La foule attendue pour fin juin-début juillet
Dans le grand complexe portuaire d’Algésiras, Reda n’est plus qu’à 14 km du port de Tanger, au Maroc. On commençait mercredi à y voir quelques voitures chargées jusqu’au toit et des familles cherchant un coin d’ombre pour manger devant d’imposants ferries rouges.
De l’autre côté du détroit, dans le port de Tanger-Ville, l’arrivée se déroule sans accroc.
« L’accueil s’est très bien passé. On a été contrôlés mais je trouve ça bien pour la sécurité de tout le monde. Je suis pressé de commencer mes vacances par contre », confie à l’AFP Omar, en descendant du ferry « Maria Dolores », parti de Tarifa, un autre port espagnol.
Ce n’était toutefois pas encore la foule, celle-ci étant attendue pour la fin du mois et le premier weekend de juillet.
Ce retour à la normale n’a pourtant rien d’évident.
Les liaisons maritimes entre l’Espagne et le Maroc n’ont repris que mi-avril, alors que Rabat avait rouvert ses ports aux autres pays européens dés l’été 2021.
La frontière entre les deux pays avait été fermée en mars 2020 en raison de la pandémie de covid-19, la fermeture étant ensuite prolongée par la crise diplomatique survenue en mai 2021 à propos du Sahara occidental, ex-colonie espagnole dont le Maroc contrôle environ 80 %, mais qui est aussi revendiqué par les indépendantistes sahraouis du Front Polisario soutenus par Alger.
La crise a pris fin en mars, lorsque Madrid, faisant volte-face, a apporté son soutien au plan d’autonomie marocain.

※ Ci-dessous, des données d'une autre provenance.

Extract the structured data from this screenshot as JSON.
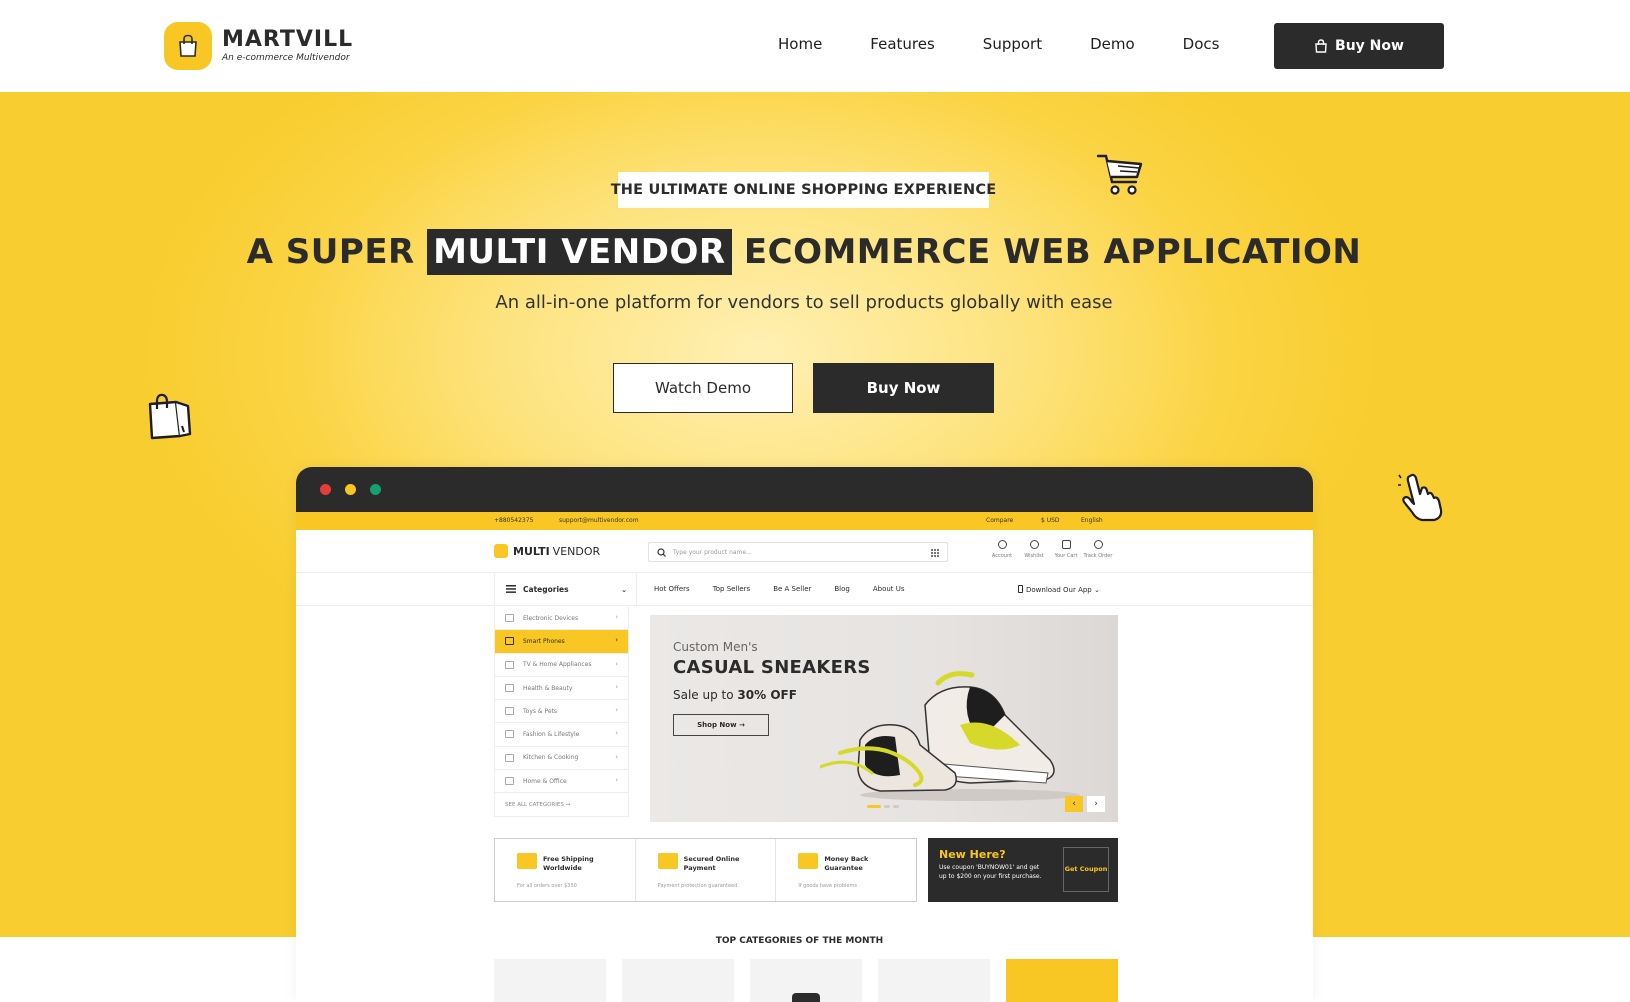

« C’est une honte. Avec ces disputes entre politiques, ceux qui paient la facture, ce sont les gens », s’indigne Abdel Ghani, 67 ans, un retraité ayant la double nationalité espagnole et marocaine venu acheter un billet.
« Tu ne peux pas fermer la frontière quand des millions de gens veulent traverser », commente Reda, qui affirme que ses parents sont « devenus fous » l’été dernier après l’exclusion de l’Espagne des liaisons maritimes avec le Maroc.
Cet été, les autorités espagnoles et marocaines attendent encore plus de voyageurs qu’en 2019, la dernière année avant la pandémie.
Le Maroc a lancé son opération « Marhaba » dès le 5 juin avec des agents déployés dans les ports espagnols de Motril, Almería et Algésiras, mais aussi dans ceux de Sète et de Marseille, dans le sud de la France, et de Gênes, en Italie.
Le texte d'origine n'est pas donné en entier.